Postponement is more likely than outright cancellation, though the logistics involved would provide an immense challenge.

Could the Olympics be cancelled?

It's a near-unthinkable situation, but all options will remain on the table.

Hypothetically, the Olympics could be cancelled if countries apply serious pressure to Japan, but the authorities have been quick to quash any suggestion of a point-blank cancellation.

What have the IOC said?

A statement from 12th March said: "We remain absolutely in line with our Japanese hosts in our commitment to delivering a safe Olympic Games in July this year.

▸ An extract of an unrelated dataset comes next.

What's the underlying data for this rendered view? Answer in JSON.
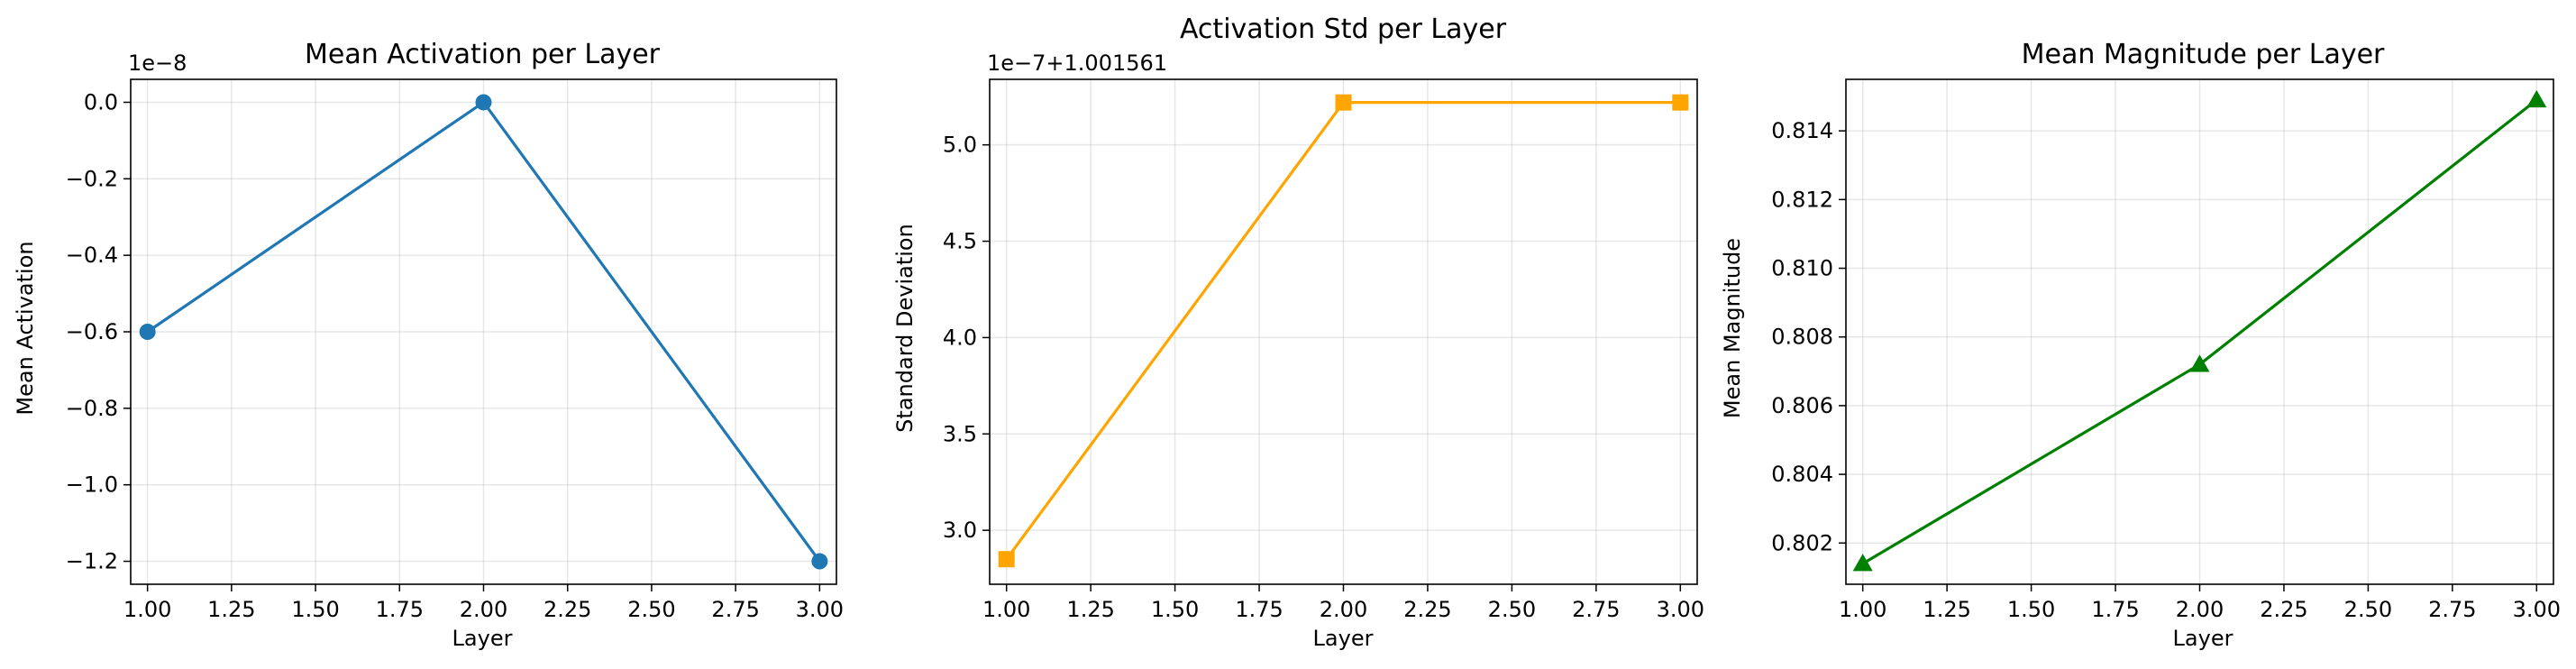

"At the same time, the world is facing challenges that are also impacting sport. But with 19 weeks before the Opening Ceremony of the Olympic Games Tokyo 2020, the many measures being taken now by authorities all around the world give us confidence and keep us fully committed to delivering Olympic Games that can bring the world together in peace."

What has Japan said?

Japan's Olympic Minister Seiko Hashimoto has shot down all talk of cancellation: "The IOC and the organising committee are not considering cancellation or a postponement — absolutely not at all.

The President of the Organising Committee Yoshiro Mori said: "I am totally not considering this.

"The situation changes every day. It changes depending on the place. That’s why we need to respond in a flexible manner."

When asked about whether a further decision would be made in time, he replied: "I’m not God so I don’t know.”

What did Donald Trump say?

Trump became the first world leader to demand the Games be delayed.

In March, he said: "I would say maybe they postpone it for a year.

“I like that better than having empty stadiums all over the place.”

Just a day later, Trump tweeted: "Just had a great conversation with Prime Minister Abe of Japan.

"I told him that the just completed Olympic venue is magnificent. He has done an incredible job, one that will make him very proud.


"Good things will happen for Japan and their great Prime Minister. Lots of options!"